Date of Award

2011

Degree Type

Dissertation

Department

Environmental & Natural Resource Economics

First Advisor

Emi Uchida

Abstract

Forest degradation has steadily increased throughout much of the world. The cause of this continued degradation is complex and multifaceted but there is a growing realization that a key cause, especially in developing countries, is insecure rights to ownership and use of forest resources. This realization coupled with a call for pro-poor forestry policy has stimulated the recent trend in forest policy toward strengthening property rights for forest resources by transferring property rights from the state to communities and individuals, giving them defined rights to manage and extract forest resources. However, a big puzzle remains unsolved—such reforms on property rights have not consistently led to the intended sustainable resource use and management, particularly in developing countries.

The overall goal of this dissertation research is to offer insight into why forest tenure reforms may not always lead to their intended effects by focusing on how an individual’s preferences over time and risk affect individual responses to forest tenure reforms. Since forest management involves dynamic decision making with uncertainty in future returns, individuals’ forest management decisions, as well as their responses to forest tenure reforms, will depend on: 1) how an individual perceives preference for income today versus the future (time preference), and 2) an individual’s attitude towards risk (risk preference). For example, even if individuals are given secure property rights, those with strong preference for current benefits (most commonly observed among the poor) may have the incentive to use forest resources faster. Failure to recognize the impacts of time and risk preferences of individuals may result in outcomes that policy maker sought to prevent. Furthermore, forest tenure reforms are often implemented in areas where the poverty rate is high. Those living in poverty are often assumed to have both high discount rates (i.e., impatient) and high levels of risk aversion, which make them less likely to make investments. Such characteristics may also hinder the intended effects of forest tenure reforms.

This study examines these issues in the context of rural China, where a large-scale reform of forest property rights is being implemented in areas where the poverty rate is still high. To examine these issues, this dissertation research has three objectives: 1) identify the impact of forest property rights reforms on forest management decisions and how individual risk and time preferences may augment those impacts; 2) examine the correlation between time and risk preferences and poverty; and 3) identify the effect of the forest tenure reform on household wealth.

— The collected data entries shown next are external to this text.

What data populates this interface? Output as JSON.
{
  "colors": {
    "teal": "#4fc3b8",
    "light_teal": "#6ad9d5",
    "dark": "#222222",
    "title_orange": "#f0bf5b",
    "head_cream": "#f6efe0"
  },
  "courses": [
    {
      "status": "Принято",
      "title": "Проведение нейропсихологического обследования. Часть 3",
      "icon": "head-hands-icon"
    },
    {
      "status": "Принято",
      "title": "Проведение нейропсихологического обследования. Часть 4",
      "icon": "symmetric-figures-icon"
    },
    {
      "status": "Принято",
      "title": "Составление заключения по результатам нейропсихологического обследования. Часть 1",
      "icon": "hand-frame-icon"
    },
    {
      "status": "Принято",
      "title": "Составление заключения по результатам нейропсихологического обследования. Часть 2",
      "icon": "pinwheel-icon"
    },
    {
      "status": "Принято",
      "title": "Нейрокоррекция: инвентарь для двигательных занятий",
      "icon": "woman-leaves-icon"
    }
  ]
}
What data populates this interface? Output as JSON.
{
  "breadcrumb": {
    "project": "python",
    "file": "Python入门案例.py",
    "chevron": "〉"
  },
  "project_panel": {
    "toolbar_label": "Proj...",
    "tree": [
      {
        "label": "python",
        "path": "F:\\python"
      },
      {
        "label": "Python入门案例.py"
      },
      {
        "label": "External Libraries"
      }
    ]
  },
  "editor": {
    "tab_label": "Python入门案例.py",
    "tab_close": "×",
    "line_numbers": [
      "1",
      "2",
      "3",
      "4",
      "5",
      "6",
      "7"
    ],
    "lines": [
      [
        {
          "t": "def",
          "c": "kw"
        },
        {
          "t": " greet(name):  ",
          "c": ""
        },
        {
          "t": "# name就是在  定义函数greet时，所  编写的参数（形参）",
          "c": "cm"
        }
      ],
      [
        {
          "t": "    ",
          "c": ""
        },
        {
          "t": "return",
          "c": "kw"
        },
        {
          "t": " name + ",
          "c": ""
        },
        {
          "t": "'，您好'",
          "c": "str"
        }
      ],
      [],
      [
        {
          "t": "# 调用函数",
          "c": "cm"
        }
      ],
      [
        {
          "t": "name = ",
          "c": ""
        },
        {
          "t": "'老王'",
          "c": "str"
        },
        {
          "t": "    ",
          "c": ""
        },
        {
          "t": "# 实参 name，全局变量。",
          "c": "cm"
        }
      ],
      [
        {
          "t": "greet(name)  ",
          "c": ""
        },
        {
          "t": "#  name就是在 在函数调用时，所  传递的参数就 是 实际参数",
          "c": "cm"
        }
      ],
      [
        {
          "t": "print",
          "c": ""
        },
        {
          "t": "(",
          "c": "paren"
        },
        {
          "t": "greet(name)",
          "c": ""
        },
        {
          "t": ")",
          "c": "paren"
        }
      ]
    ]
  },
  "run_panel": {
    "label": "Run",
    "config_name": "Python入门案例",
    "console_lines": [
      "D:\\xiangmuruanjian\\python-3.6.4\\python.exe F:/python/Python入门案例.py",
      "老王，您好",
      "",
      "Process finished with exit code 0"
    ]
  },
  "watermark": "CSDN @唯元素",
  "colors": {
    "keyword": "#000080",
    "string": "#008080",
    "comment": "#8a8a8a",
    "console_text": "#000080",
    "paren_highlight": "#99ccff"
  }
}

This dissertation research contributes to the literature on the effect of property rights reforms on natural resource management in developing countries in several ways. This study is the first to use a large-scale property rights reform to examine the heterogeneity of its impact on forest management due to risk and time preferences. Moreover, it integrates experimental economics methods into natural resource management, which is an innovative approach to test the behavioral reactions to policy alternatives. This study is unique because it tests the theory by integrating field experiments to capture risk and time preferences and panel survey data to capture poverty and forest management decisions.

To achieve the research objectives, I first designed experiments to capture individual time and risk preferences and then ran them in the field with farmers in China. Then I integrated data the field experiment data with a household panel data in an econometric framework. In manuscript 1, I use this integrated data set to examine how preferences over time (present vs. future) and risk can affect households’ forest management responses to strengthened forest property rights. I find that risk and time preferences impact households’ forest management responses to forest plot certification. Specifically, in response to forest certification, more risk averse households used less labor for harvesting and more labor for applying inputs, while more loss averse households used more labor for harvesting. Households with higher discount rates (i.e., impatient) used less labor for applying inputs and spent less on forest inputs (chemical fertilizer, pesticides, and seeds) in response to receiving a forest certificate.

Manuscript 2 investigates the correlation between poverty and individual preferences for time and risk. The classic assumption is that the poor have both high levels of risk aversion and high discount rates. Contrary to this assumption, my research demonstrates that wealth does not have a significant effect on risk aversion or loss aversion (with the one exception that households with more forestland per capita are less loss averse). However, consistent with this assumption I find statistically weak evidence that households with lower wealth have higher discount rates (i.e., more impatient).

In manuscript 3, I examine the effect of forest tenure reform on household wealth. I find statistically weak evidence that the forest tenure reform has had a positive effect on household wealth, specifically, increased tenure security in the form of a forest certificate increased net worth per capita by 42% between 2000 and 2008. To further examine the source of increased wealth, I also examine the effect of the reform on household forest use. Results suggest that forest certification increased bamboo revenue, while obtaining a new plot (without a forest certificate) increased non-timber forest product revenue, although these results are statistically weak. Overall manuscript 3 provides weak evidence that forest tenure reform garners potential for improving poor rural households’ livelihoods in China.

Overall this dissertation research demonstrates that time and risk preferences matter for forest management and responses to forest tenure reforms. This suggests that policymakers designing and implementing tenure reforms should consider the particular context of the reform and consider coupling the reform with appropriate programs and instruments to alleviate poverty and to help households’ to deal with risks and make long-term investments to further stimulate the intended effects of the reform—increased investment in forest resources and improved livelihoods.